En cuanto a la radioterapia, la mayoría de los autores consideran que se trata de un procedimiento terapéutico de escasa eficacia en esta patología, y que además conlleva un riesgo de morbilidad tardía por radionecrosis del tronco del encéfalo o inducción teórica de malignidad. Solo uno de los 34 casos reportados fue sometido a radioterapia posquirúrgica 5.500cGy2. No existe experiencia con tratamiento radioquirúrgico. La literatura parece mostrar que este tumor es de naturaleza indolente, asignado por la OMS como gradoI de malignidad, sin evidencia de características histológicas agresivas y un índice de proliferación MIB-1 bajo: A pesar del bajo grado histológico puede demostrar un comportamiento desfavorable en algunas ocasiones, y la recurrencia posquirúrgica está documentada en un solo caso de los 34 pacientes reportados, en el que se había practicado resección total o subtotal11. Un paciente falleció tras haber sido sometido a cirugía y radioterapia postoperatoria, desarrollando tardíamente una lesión troncoencefálica que no fue estudiada histológicamente. El seguimiento clínico y el control radiológico de nuestra paciente no fueron posibles debido a que abandonó definitivamente nuestro país.

Conclusiones

Los TGFR del cuarto ventrículo son tumores poco frecuentes que afectan comúnmente a adultos jóvenes. La evidencia demuestra que estos tumores suelen ser benignos, pero no es posible descartar completamente la posibilidad de progresión y recurrencia tumoral.
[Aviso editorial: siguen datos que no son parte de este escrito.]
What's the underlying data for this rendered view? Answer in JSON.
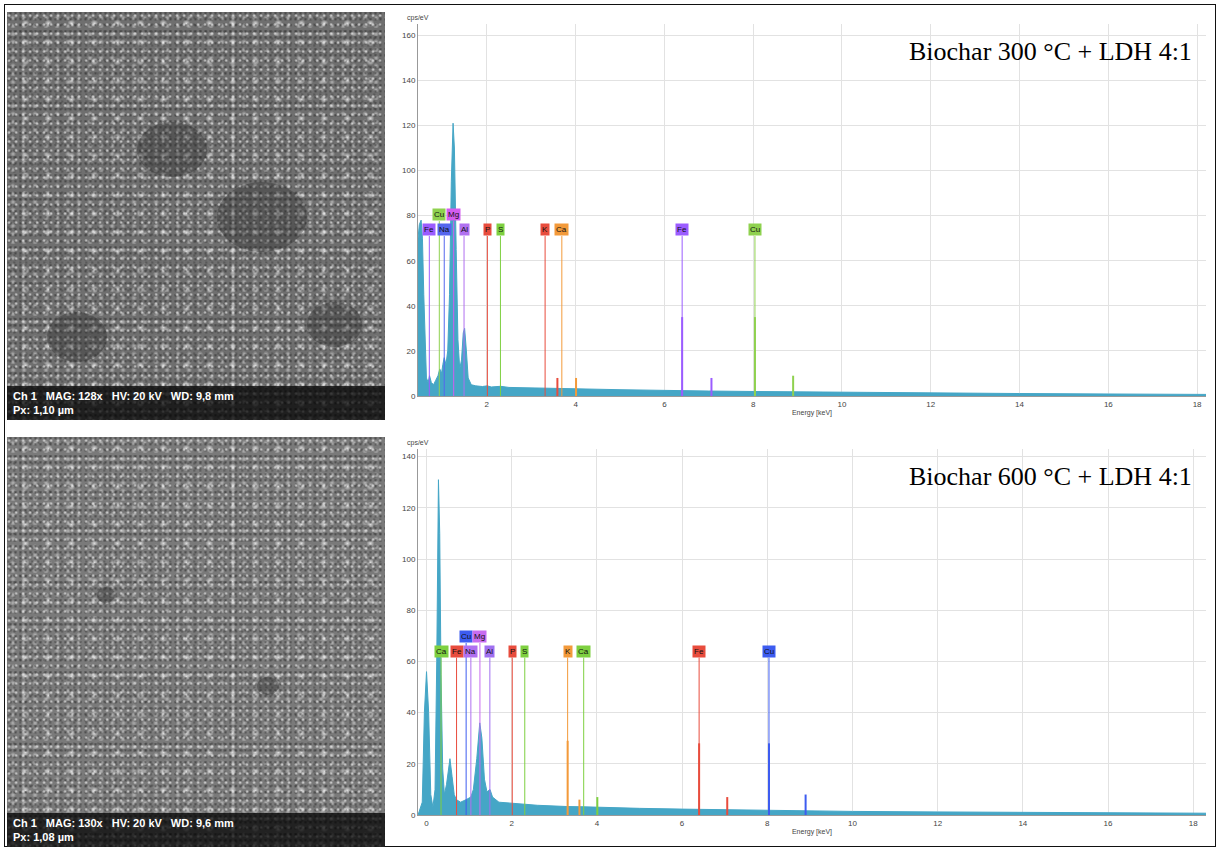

La hemorragia intratumoral es una forma de presentación muy poco habitual que pone en riesgo la vida del paciente. La cirugía es el tratamiento de elección, aunque el grado de resección está limitado por la localización y por la posibilidad de extensión a estructuras críticas. Debido a la posibilidad de recurrencia tardía, se recomienda un seguimiento posquirúrgico a largo plazo.

Conflicto de intereses

Los autores declaran no tener ningún conflicto de intereses.